Tout comme dans le cas de l’accord maintenant tristement célèbre de Tony Blair avec Mouammar Kadhafi de la Libye, Cameron n’a aucun scrupule à nouer des rapports avec l’un des régimes les plus brutaux de la région. Durant les années 1990, l’Algérie avait annulé une élection qui aurait amené un gouvernement islamiste au pouvoir et qui avait réprimé une insurrection islamiste au prix de plus de 200.000 vies.
Les sordides intérêts patronaux et stratégiques de la Grande-Bretagne en Algérie et au Sahara sont en jeu.
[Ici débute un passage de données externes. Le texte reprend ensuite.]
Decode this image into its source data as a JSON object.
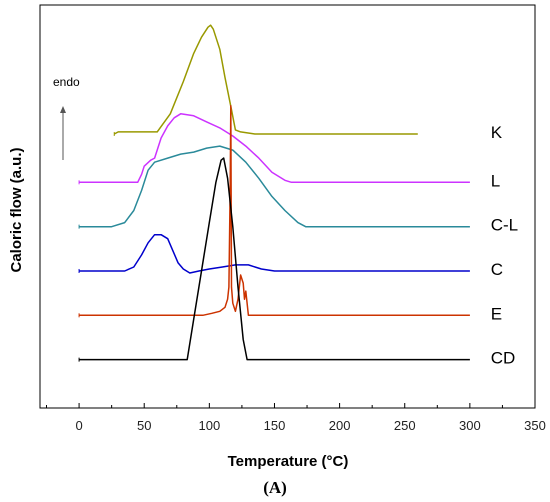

L’Algérie détient la 10ème plus grosse réserve de gaz naturel du monde et est aussi le 10ème plus gros producteur de gaz naturel et le pays jouera un rôle clé dans les projets de l’Union européenne d’acheminer par gazoduc le gaz nigérien vers l’Europe. Ce n’est pas par hasard qu’il a le premier budget militaire d'Afrique avec 8,6 milliards de dollars en 2011.
L'usine gazière d’In Amenas dans le Sud de l’Algérie, dont BBP détient une part, est l'une des nombreuses installations de ce type qui fournissent actuellement 5 pour cent des besoins en gaz de la Grande-Bretagne, employant quelque 450 Britanniques. Ce volume pourrait augmenter étant donné que les approvisionnements de la Grande-Bretagne en provenance de la Mer du Nord continuent de diminuer. Le commerce bilatéral entre les deux pays a presque doublé pour atteindre 2 milliards de dollars en 2011. La Grande-Bretagne a signé en 2009 avec l’Algérie un accord dans le secteur de la défense, a mis en place en 2010 un Conseil d’affaires algéro-britannique et dépêché en 2011 le secrétaire à la Défense, William Hague à Alger.
Cameron a aussi effectué une visite surprise à Tripoli, la capitale libyenne, pour discuter de « sécurité. » La Grande-Bretagne se retrouve de plus en plus exclue de la Libye et les Britanniques se voient avertis d'éviter Tripoli et Benghazi d’où était parti le soulèvement contre le régime Kadhafi. Des Islamistes armés menacent les intérêts commerciaux britanniques à partir de bases situées en Libye. La Grande-Bretagne utilise la « sécurité » comme prétexte à une intervention directe de ses forces armées alors qu’une nouvelle « ruée vers l’Afrique » est engagée.